To the best of our knowledge, no studies in the literature have provided an evaluation of all these methods and their predictive equations for wheat LNC using a large number of samples accumulated over nine consecutive years of field trial experiments with a total of 821 wide representatively samples. Moreover, previous evaluations have focused on the prediction accuracies and have not reported results on computational efficiency and complex level, which may be a serious problem when using hyperspectral imaging data. To address these research gaps, this study presents the results of a comparative assessment of six retrieval methods applied to in situ measurements acquired over eight years for seven varieties, four eco-sites, and 821 samples. The main objectives were (1) to evaluate the ability and performance of various linear (CR, VIs, SMLR and PLSR) and nonlinear (ANNS and SVMS) regression methods based on the original and first derivative spectra for LNC estimation; and (2) to determine which method, input variable and model could estimate the LNC in winter wheat with higher accuracy, better robustness, less time, and less complexity.
5. Conclusions
In this study, we demonstrated the performance, advantages, shortcomings, and robustness of six statistical modeling approaches for wheat canopy LNC. The PLSR-FDS, ANN-OS and SVM-FDS methods yield similar accuracies with SVM-FDS as the best if the CE and CL are not considered, however, ANNs and SVMs performed better on calibration set than the validation set which indicate that we should take more caution with the two methods for over-fitting. Except PLS method, the performance for most methods did not enhance when the spectrum were operated by the first derivative. The prediction accuracy was found to be higher when more wavelengths were used, though at the cost of a lower CE. Moreover, the evaluation of the robustness demonstrates that SVMs method may be better suited than the other methods to cope with potential confounding factors for most varieties, ecological site and growth stage. However, when the estimation accuracy, the CE, the number of wavelengths, and the CL of each model are systematically considered for the design of hardware devices, the SAVI(R1200, R705) model is found to be the best option for estimating the LNC in wheat. Although it might generally be preferable to make use of the full spectral resolution, our study demonstrated that even with two spectral bands, it is possible to (locally) obtain very good results. Hence, it remains to be proven that the full wavelength spectrum contains substantially more information than do narrow-band vegetation indices.

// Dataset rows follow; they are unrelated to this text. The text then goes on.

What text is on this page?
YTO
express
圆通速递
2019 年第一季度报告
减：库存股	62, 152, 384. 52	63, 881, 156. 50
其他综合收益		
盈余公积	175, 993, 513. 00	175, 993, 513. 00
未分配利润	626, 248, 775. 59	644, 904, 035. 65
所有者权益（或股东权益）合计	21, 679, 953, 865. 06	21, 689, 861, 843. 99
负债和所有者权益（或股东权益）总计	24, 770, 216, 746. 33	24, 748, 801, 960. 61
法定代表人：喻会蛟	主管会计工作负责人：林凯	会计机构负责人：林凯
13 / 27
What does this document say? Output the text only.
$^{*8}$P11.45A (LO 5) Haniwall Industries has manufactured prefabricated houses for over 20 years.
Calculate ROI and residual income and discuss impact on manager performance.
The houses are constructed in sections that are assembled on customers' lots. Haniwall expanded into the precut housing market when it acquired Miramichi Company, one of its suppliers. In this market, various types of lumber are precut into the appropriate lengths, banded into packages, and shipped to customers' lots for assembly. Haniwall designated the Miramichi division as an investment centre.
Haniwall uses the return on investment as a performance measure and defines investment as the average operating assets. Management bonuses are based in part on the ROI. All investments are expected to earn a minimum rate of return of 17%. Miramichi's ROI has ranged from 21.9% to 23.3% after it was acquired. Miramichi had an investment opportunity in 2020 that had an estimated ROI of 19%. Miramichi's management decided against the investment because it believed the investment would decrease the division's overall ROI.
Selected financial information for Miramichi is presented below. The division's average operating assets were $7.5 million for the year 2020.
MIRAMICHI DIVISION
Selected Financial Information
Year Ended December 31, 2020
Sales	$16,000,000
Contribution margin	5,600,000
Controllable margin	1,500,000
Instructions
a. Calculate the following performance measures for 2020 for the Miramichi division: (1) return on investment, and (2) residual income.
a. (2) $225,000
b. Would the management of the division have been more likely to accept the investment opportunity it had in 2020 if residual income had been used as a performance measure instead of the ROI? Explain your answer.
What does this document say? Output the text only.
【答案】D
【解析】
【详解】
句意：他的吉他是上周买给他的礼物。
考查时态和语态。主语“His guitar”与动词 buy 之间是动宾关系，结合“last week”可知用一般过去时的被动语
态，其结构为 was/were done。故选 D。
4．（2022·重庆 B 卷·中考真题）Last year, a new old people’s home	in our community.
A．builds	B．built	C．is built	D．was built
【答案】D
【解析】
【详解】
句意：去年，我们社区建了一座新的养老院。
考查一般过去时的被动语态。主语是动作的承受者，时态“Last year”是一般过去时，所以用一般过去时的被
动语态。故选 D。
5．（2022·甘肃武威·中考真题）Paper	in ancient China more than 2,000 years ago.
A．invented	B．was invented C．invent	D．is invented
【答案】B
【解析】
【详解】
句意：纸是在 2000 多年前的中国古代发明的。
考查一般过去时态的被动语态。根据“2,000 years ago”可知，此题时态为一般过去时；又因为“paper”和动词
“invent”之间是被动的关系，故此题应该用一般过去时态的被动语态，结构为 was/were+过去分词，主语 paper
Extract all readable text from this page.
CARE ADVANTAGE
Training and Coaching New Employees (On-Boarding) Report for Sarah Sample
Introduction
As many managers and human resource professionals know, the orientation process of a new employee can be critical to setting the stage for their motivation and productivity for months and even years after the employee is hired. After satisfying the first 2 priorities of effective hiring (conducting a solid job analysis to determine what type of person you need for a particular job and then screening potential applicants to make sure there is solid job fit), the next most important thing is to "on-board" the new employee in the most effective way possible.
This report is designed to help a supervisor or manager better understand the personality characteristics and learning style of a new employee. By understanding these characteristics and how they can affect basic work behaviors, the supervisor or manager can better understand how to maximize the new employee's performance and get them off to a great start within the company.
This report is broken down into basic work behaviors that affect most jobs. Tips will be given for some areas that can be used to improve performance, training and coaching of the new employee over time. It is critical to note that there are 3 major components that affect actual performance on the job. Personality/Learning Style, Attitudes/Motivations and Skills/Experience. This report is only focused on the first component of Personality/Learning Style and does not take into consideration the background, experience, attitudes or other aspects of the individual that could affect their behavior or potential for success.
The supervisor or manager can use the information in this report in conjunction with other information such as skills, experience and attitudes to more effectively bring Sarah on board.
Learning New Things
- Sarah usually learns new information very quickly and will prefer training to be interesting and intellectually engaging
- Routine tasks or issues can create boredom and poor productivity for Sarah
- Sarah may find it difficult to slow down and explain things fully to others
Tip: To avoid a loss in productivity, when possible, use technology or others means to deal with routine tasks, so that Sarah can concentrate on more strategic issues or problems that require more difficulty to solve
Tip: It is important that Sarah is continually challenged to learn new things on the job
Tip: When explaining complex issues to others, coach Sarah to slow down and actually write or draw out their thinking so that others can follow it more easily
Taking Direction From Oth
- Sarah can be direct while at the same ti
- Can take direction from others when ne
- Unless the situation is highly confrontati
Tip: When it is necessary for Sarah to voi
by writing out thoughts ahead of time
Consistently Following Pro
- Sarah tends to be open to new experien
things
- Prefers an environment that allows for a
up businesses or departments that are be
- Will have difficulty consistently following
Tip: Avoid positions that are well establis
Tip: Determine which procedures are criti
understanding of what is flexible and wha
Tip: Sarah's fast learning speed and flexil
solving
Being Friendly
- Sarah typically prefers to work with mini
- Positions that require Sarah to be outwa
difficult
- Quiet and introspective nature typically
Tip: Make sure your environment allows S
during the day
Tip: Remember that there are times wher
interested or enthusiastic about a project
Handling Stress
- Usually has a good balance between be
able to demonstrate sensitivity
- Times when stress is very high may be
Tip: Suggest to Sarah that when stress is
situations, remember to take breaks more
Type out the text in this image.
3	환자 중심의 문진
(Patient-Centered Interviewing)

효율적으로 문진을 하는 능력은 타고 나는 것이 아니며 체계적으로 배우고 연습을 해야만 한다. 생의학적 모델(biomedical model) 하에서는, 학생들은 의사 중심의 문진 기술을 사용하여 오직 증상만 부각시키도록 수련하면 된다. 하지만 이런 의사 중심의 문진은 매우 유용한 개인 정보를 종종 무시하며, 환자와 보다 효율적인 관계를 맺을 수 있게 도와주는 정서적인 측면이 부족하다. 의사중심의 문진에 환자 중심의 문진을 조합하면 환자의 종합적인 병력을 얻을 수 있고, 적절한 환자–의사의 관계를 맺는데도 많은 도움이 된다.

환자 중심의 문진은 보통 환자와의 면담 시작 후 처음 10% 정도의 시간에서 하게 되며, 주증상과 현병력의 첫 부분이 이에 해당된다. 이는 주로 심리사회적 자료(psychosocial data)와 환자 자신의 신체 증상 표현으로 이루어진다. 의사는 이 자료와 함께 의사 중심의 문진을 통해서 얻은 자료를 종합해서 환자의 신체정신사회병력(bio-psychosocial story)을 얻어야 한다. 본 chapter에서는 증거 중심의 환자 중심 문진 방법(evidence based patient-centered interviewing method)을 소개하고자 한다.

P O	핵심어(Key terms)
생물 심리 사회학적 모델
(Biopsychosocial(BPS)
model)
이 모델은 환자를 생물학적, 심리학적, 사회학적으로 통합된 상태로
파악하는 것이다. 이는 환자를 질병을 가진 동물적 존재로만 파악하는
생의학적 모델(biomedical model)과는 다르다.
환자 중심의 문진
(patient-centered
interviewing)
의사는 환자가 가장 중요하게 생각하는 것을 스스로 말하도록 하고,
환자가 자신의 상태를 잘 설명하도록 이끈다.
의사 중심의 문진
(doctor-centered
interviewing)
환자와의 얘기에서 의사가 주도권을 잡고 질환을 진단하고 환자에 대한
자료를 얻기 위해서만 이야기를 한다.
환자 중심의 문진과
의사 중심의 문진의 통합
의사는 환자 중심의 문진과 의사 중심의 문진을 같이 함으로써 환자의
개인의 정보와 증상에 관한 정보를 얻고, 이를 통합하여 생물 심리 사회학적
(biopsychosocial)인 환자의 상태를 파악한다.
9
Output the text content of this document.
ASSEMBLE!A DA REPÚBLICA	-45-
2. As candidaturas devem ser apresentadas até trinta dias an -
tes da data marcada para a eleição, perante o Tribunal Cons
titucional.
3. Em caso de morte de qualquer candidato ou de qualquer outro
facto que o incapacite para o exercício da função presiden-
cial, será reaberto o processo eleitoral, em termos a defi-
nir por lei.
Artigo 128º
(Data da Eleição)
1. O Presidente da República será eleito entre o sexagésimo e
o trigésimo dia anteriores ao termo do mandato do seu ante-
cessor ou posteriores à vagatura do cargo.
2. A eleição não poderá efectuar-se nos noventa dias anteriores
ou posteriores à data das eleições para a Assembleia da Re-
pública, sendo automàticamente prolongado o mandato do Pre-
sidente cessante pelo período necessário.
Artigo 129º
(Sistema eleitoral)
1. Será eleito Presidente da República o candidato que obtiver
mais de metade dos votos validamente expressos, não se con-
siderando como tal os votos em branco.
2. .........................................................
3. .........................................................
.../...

The current study focused on the six most widely used algorithms for the considered task. The results of this study are of interest to the remote sensing community for the development of improved inversion schemes for hyperspectral applications concerning other types of vegetation using empirical models, such as mapping important vegetation biophysical properties of other crops. The examples provided in this paper may also serve as illustrations of the advantages and disadvantages of empirical models. Although statistical models have been developed and successfully applied across various growth stages, varieties and eco-sites, the use of these methods is not always possible. Those methods in this paper established for vegetation variable retrieval, which are frequently applied in terrestrial bio-physical products, proving a high potential of hyperspectral measurement in the future. Because our study was performed using a specific dataset, our findings necessarily have certain limitations in applicability. In order to develop accurate, robust and fast model with high reliability, practicability and applicability, the next step should be to confirm these findings for a broader range of species and environments. A simulation experiment based on synthetic spectra generated by physically-based radiative transfer model will be conducted. Physical accuracy estimates are mandatory and should be provided using comprehensive validation datasets collected on more various sites and varieties. Except parametric regression and non-parametric regression, the hybrid methods combine generic capability of physically-based methods with flexible and computationally efficient methods should be tested. What is more, the impact of feature selection and randomly generated noise should be considered to study the stability of the developed statistical models to unfavorable measuring conditions with different sites and varieties in the future. Additionally, the theoretical uncertainties of the biophysical parameter products should be analysis in the study. The associated uncertainty estimates also provide information on the success of transporting a locally trained model to other sites and/or observation conditions, which are not intended to replace true accuracy estimates, but instead provide complementary information.